Successful demand gen marketers know that lead quality is a key factor in their ability to engage prospects and activate buyers. In a recent study by Marketing Profs, nearly 60% of marketers surveyed indicated quality is the single most critical aspect of the leads they generate. One key indicator of lead quality is accuracy and completeness of data on the lead.
Both marketing and sales operational efficiency are directly impacted by lead data quality because high-quality leads are more likely to convert to customers. Diluting a marketing database with low-quality leads results in wasted time and ineffective communications.
Lead accuracy needs to be managed proactively, whether leads are generated in house or by a third party. Here are six data factors that will create a positive return on your investment in generated leads.
- Lead Freshness. The more recently the lead was generated, the higher the probability they will convert in the next step of the marketing and sales process. That's because the person is more likely to remember their initial interaction, have a current need, and be committed to the blossoming relationship. Leads that are not engaged with expediency – either through inside sales or a nurture program – will move on to another solution if one is not provided in a timely way. It's critical to establish the acceptable interval between a lead being generated and accepted, then enforcing that interval, also known as accelerating lead velocity.
- Digital Body Language. Digital body language shows the interest or intent that a lead has in solving a problem. It is based on pages, websites, and content interaction. Since most buyers don’t contact a company until they are over halfway through the buying process, digital body language has a significant impact on the quality of the lead. Review the digital body language of all generated leads for recent activity within the last 30, 60 or 90 days. Those with more frequent and more recent activity represent higher quality leads.
- Score.

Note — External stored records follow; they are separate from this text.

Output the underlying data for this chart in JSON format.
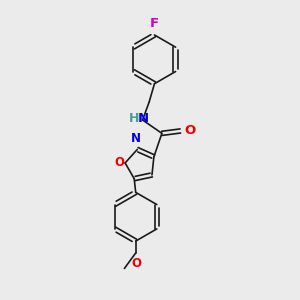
{
  "background_color": "#ebebeb",
  "bond_color": "#1a1a1a",
  "figsize": [
    3.0,
    3.0
  ],
  "dpi": 100,
  "atom_colors": {
    "F": "#cc00cc",
    "N": "#0000ee",
    "O": "#ee0000",
    "H": "#4a9a9a",
    "C": "#1a1a1a"
  }
}
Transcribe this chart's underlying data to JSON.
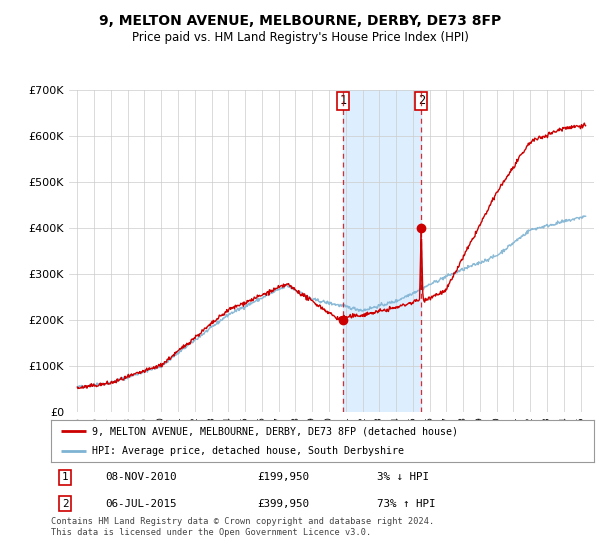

A quantitative gauge can indicate how ready and/or likely a lead is to purchase. Lead scoring is widely available, but often not used to its full benefit, which is why it’s included here. Scores can be defined by applying a value to demographic or firmographic information, digital body language and responses to questions at the point of generation. The scoring algorithm should be based on the data points associated with previously generated high-performing leads. Once the algorithm is defined, ensure all newly generated leads have the score included. Then use this score to channel the leads directly to the inside sales organization or to a specific nurture program.
- Data Completeness. Data completeness is the inclusion of required fields as well as the most up-to-date, accurate firmographic and demographic data. The cleaner the data, the more meaningful and personal follow-up interactions can be, and the better the ROI on generated leads. Ensure emails do not hard bounce (a forthcoming Integrate study found that, on average, 4% of prospect provided emails addresses are inactive) or lead to a spam traps. Watch for duplicate leads from the same vendor (15% on average) or names that are bogus. Additionally, third-parties including iProfile and MelissaData can be used to validate the firmographic and demographic data of the generated leads. Dial-testing should also be employed by lead-generation services to ensure all leads are reachable via phone. That's a critical detail for your sales partners.
- Filter Compliance. Program filters are rules that define compliance with data points including geography, industry, company size, job role, competitor/partner lists or account lists and custom questions. These filters can be used to ensure only leads with high probability to convert are generated. They can also be used to manage lead diversity. For example, using three different filters with a lead goal of 50 each helps to spread out the profile of the generated leads. On average 10% of leads processed by Integrate’s data governance software don’t meet filter compliance. Before generating new leads, clearly and concisely define program filters. As new leads are delivered, review them aggressively to ensure compliance.
- Standardized Format. All generated leads should be in a structured format that matches the internal marketing database structure. Standardization of lead data improves lead engagement, lead management and analysis. Ensure all entry points such as registration forms use drop-down list boxes, check boxes, or radio buttons. When receiving externally generated leads, highly customized spreadsheets should be used to ensure standardization of lookup fields including job role, state, industry, and country.
Every year, low data quality costs U.S. businesses more than $600 billion. For marketers, poor lead quality results in missed goals, low conversion ratios, a leaky funnel, and missed sales opportunities. Chasing inaccurate or outdated leads slows processes and wastes limited resources. Ensuring leads are clean and of the highest quality goes a long way toward eradicating these issues. Implementing a structured quality assurance process that has defined guidelines focused on these six data points, as well as a repeatable process to monitor compliance, will positively impact your marketing organization’s ability to meet goals.